Nos reíamos. Nos reíamos de Cannibal Corpse. “¡No se entiende nada!”, “El tipo parece estreñido cuando canta”, repetíamos mientras atentos escuchábamos The Cryptic Stench. Siempre imaginamos a los miembros de la banda como seres sensibles y pacíficos, vestidos con ropa victoriana, interpretando Hammer Smashed Face mientras sus cuerpos se contorsionaban al estilo de una danza jazz avant garde. “Es mi arte”, pronunciabamos mientras hacíamos una mímica igualmente afeminada acompañando la música. Nos destartalabamos de la risa.
Una de nuestras costumbres más molestosas era repetir el prólogo a Addicted to Vaginal Skin en las situaciones menos apropiadas como cuando esperábamos las empanadas o comprábamos un raspadillo en la plaza:
“I don´t know, I just took that knife and I cut her from her neck, down to her anus and I cut out the vagina and ate it”.
Y es así como nuestra primera paródica afición por la banda se fue convirtiendo en fascinación por el Death Metal. El ritmo infeccioso de los riffs y la batería era (y es) irresistible, provocando unas ganas terroríficas a bailar. Si escuchas atentamente el bajo de Alex Webster, hay ciertos momentos en donde emula el sonido de moscas volando sobre un cadáver.
Cannibal Corpse era como nuestra cumbia y Tomb of the Mutilated está repleto de tropicales éxitos veraniegos.
I Cum Blood sonaba a todo dar desde la radio de mi amigo Daniel cuando su abuelo gritaba, desde alguna otra habitación de la casa, “¡Alguien arregle la radio del Dani, quiere escuchar sus musiquitas, pobre chico está escuchando pura estática!”. Y es que para el oído no entrenado e inexperto Necropedophile puede sonar como un disco rayado durante un choque automovilístico mientras un orangután con reuma aúlla a la luna llena.
Todavía recuerdo como andando por la feria de mi barrio veía a los metaleros locales, todo viejos, rudos, con cara de resaca, vistiendo la polera con la grotesca portada del disco.
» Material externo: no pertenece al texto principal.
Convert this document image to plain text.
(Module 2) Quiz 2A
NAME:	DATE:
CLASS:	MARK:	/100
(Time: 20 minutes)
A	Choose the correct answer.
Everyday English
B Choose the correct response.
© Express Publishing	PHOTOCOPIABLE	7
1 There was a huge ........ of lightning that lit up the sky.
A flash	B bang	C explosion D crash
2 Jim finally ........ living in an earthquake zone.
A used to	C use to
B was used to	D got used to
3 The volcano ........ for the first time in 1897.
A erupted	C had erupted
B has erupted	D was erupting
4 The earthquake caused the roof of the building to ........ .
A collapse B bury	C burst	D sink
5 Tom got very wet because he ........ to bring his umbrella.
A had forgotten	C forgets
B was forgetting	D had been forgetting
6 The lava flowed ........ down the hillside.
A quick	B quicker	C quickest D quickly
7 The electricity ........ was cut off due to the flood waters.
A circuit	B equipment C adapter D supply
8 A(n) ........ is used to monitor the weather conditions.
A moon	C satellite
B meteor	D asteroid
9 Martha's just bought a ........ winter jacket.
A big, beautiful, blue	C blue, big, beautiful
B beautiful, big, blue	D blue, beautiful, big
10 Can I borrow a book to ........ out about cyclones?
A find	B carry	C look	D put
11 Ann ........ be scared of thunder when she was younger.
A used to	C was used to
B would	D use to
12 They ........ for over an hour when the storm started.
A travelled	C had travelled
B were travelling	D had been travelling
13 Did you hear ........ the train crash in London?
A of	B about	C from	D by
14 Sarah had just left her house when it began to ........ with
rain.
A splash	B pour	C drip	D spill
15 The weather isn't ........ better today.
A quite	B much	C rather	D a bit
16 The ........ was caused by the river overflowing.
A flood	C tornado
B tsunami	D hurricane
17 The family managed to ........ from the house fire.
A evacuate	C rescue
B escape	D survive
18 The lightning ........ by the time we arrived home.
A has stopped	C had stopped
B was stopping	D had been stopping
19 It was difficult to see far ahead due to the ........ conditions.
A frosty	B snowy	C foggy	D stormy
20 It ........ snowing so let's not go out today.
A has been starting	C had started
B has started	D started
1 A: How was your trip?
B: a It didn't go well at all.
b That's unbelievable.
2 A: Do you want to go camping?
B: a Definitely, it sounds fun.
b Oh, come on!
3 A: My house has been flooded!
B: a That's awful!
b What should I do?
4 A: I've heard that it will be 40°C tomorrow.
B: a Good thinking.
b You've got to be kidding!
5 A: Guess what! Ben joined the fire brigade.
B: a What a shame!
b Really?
Toda esa escena épica y surrealista se veía estropeada por los gritos de las vendedoras que ofrecían quesillo de Rosillas, habas de Canasmoro o anticuchos de tripa a viva voz, sin mencionar que los metaleros estaban usualmente acompañados de sus mamás e iban cargando las bolsas de compras.
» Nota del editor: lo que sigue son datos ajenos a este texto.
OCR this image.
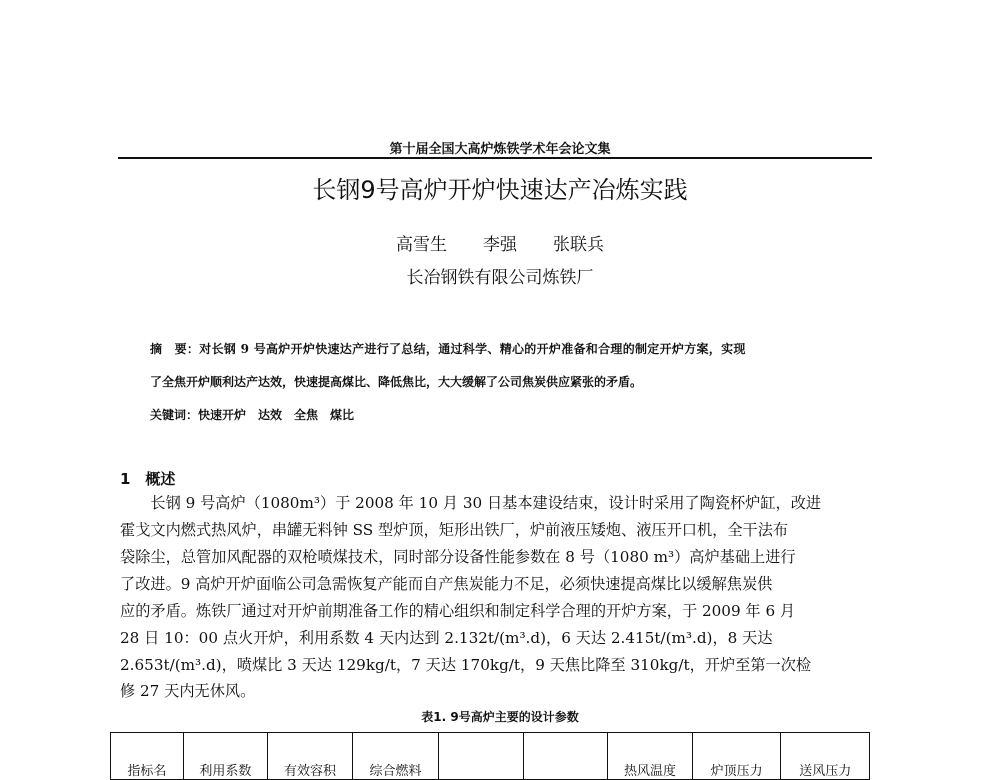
第十届全国大高炉炼铁学术年会论文集
长钢9号高炉开炉快速达产冶炼实践
高雪生 李强 张联兵
长冶钢铁有限公司炼铁厂
摘　要：对长钢 9 号高炉开炉快速达产进行了总结，通过科学、精心的开炉准备和合理的制定开炉方案，实现
了全焦开炉顺利达产达效，快速提高煤比、降低焦比，大大缓解了公司焦炭供应紧张的矛盾。
关键词：快速开炉　达效　全焦　煤比
1　概述
　　长钢 9 号高炉（1080m³）于 2008 年 10 月 30 日基本建设结束，设计时采用了陶瓷杯炉缸，改进
霍戈文内燃式热风炉，串罐无料钟 SS 型炉顶，矩形出铁厂，炉前液压矮炮、液压开口机，全干法布
袋除尘，总管加风配器的双枪喷煤技术，同时部分设备性能参数在 8 号（1080 m³）高炉基础上进行
了改进。9 高炉开炉面临公司急需恢复产能而自产焦炭能力不足，必须快速提高煤比以缓解焦炭供
应的矛盾。炼铁厂通过对开炉前期准备工作的精心组织和制定科学合理的开炉方案，于 2009 年 6 月
28 日 10：00 点火开炉，利用系数 4 天内达到 2.132t/(m³.d)，6 天达 2.415t/(m³.d)，8 天达
2.653t/(m³.d)，喷煤比 3 天达 129kg/t，7 天达 170kg/t，9 天焦比降至 310kg/t，开炉至第一次检
修 27 天内无休风。
表1. 9号高炉主要的设计参数
指标名	利用系数	有效容积	综合燃料			热风温度	炉顶压力	送风压力
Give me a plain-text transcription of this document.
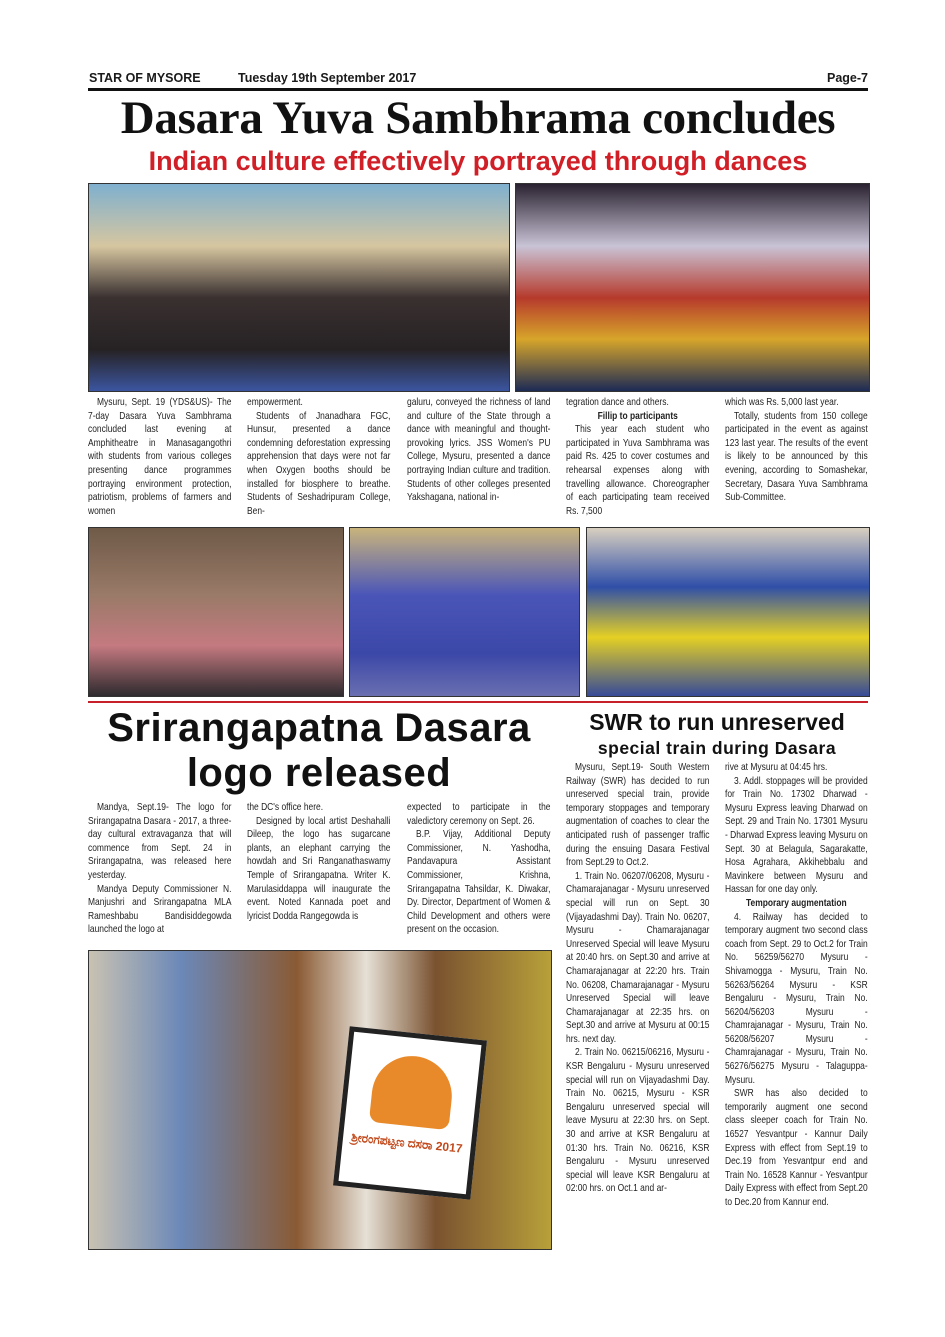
STAR OF MYSORE	Tuesday 19th September 2017	Page-7
Dasara Yuva Sambhrama concludes
Indian culture effectively portrayed through dances

Mysuru, Sept. 19 (YDS&US)- The 7-day Dasara Yuva Sambhrama concluded last evening at Amphitheatre in Manasagangothri with students from various colleges presenting dance programmes portraying environment protection, patriotism, problems of farmers and women

empowerment.

Students of Jnanadhara FGC, Hunsur, presented a dance condemning deforestation expressing apprehension that days were not far when Oxygen booths should be installed for biosphere to breathe. Students of Seshadripuram College, Ben-

galuru, conveyed the richness of land and culture of the State through a dance with meaningful and thought-provoking lyrics. JSS Women's PU College, Mysuru, presented a dance portraying Indian culture and tradition. Students of other colleges presented Yakshagana, national in-

tegration dance and others.

Fillip to participants

This year each student who participated in Yuva Sambhrama was paid Rs. 425 to cover costumes and rehearsal expenses along with travelling allowance. Choreographer of each participating team received Rs. 7,500

which was Rs. 5,000 last year.

Totally, students from 150 college participated in the event as against 123 last year. The results of the event is likely to be announced by this evening, according to Somashekar, Secretary, Dasara Yuva Sambhrama Sub-Committee.

Srirangapatna Dasara
logo released

Mandya, Sept.19- The logo for Srirangapatna Dasara - 2017, a three-day cultural extravaganza that will commence from Sept. 24 in Srirangapatna, was released here yesterday.

Mandya Deputy Commissioner N. Manjushri and Srirangapatna MLA Rameshbabu Bandisiddegowda launched the logo at

the DC's office here.

Designed by local artist Deshahalli Dileep, the logo has sugarcane plants, an elephant carrying the howdah and Sri Ranganathaswamy Temple of Srirangapatna. Writer K. Marulasiddappa will inaugurate the event. Noted Kannada poet and lyricist Dodda Rangegowda is

expected to participate in the valedictory ceremony on Sept. 26.

B.P. Vijay, Additional Deputy Commissioner, N. Yashodha, Pandavapura Assistant Commissioner, Krishna, Srirangapatna Tahsildar, K. Diwakar, Dy. Director, Department of Women & Child Development and others were present on the occasion.

ಶ್ರೀರಂಗಪಟ್ಟಣ ದಸರಾ 2017
SWR to run unreserved
special train during Dasara

Mysuru, Sept.19- South Western Railway (SWR) has decided to run unreserved special train, provide temporary stoppages and temporary augmentation of coaches to clear the anticipated rush of passenger traffic during the ensuing Dasara Festival from Sept.29 to Oct.2.

1. Train No. 06207/06208, Mysuru - Chamarajanagar - Mysuru unreserved special will run on Sept. 30 (Vijayadashmi Day). Train No. 06207, Mysuru - Chamarajanagar Unreserved Special will leave Mysuru at 20:40 hrs. on Sept.30 and arrive at Chamarajanagar at 22:20 hrs. Train No. 06208, Chamarajanagar - Mysuru Unreserved Special will leave Chamarajanagar at 22:35 hrs. on Sept.30 and arrive at Mysuru at 00:15 hrs. next day.

2. Train No. 06215/06216, Mysuru - KSR Bengaluru - Mysuru unreserved special will run on Vijayadashmi Day. Train No. 06215, Mysuru - KSR Bengaluru unreserved special will leave Mysuru at 22:30 hrs. on Sept. 30 and arrive at KSR Bengaluru at 01:30 hrs. Train No. 06216, KSR Bengaluru - Mysuru unreserved special will leave KSR Bengaluru at 02:00 hrs. on Oct.1 and ar-

rive at Mysuru at 04:45 hrs.

3. Addl. stoppages will be provided for Train No. 17302 Dharwad - Mysuru Express leaving Dharwad on Sept. 29 and Train No. 17301 Mysuru - Dharwad Express leaving Mysuru on Sept. 30 at Belagula, Sagarakatte, Hosa Agrahara, Akkihebbalu and Mavinkere between Mysuru and Hassan for one day only.

Temporary augmentation

4. Railway has decided to temporary augment two second class coach from Sept. 29 to Oct.2 for Train No. 56259/56270 Mysuru - Shivamogga - Mysuru, Train No. 56263/56264 Mysuru - KSR Bengaluru - Mysuru, Train No. 56204/56203 Mysuru - Chamrajanagar - Mysuru, Train No. 56208/56207 Mysuru - Chamrajanagar - Mysuru, Train No. 56276/56275 Mysuru - Talaguppa- Mysuru.

SWR has also decided to temporarily augment one second class sleeper coach for Train No. 16527 Yesvantpur - Kannur Daily Express with effect from Sept.19 to Dec.19 from Yesvantpur end and Train No. 16528 Kannur - Yesvantpur Daily Express with effect from Sept.20 to Dec.20 from Kannur end.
El disco tiene un distintivo toque noventero que marcó una indiscutible tendencia músical y estética, no sólo en la Tampa Bay area, pero en todo el macrocosmos del Death Metal en su más amplia generalidad. Guitarras espesas como api y pesadas como chicharrón con leche, acompañadas por un bajo técnico y grave como la situación del país.
A todo esto se le suma la ametralladora humana que es Paul Mazurkiewicz, baterista de la banda y probablemente uno de los músicos mas influyentes dentro de la escena extrema. Por último y para completar el pañal músical que es esta banda, está Chris “monstruo come galletas” Barnes, vocalista extraordinario, rastafarista amateur y ahora ex miembro de Cannibal Corpse.
El disco todavía sigue sonando en todos los asados metaleros a los que voy, por lo menos para flexionar los músculos y poder decir que cumplimos con nuestra cuota de Metal Extremo. Siempre terminamos escuchando el Chaqueño Palavecino o los Kjarkas.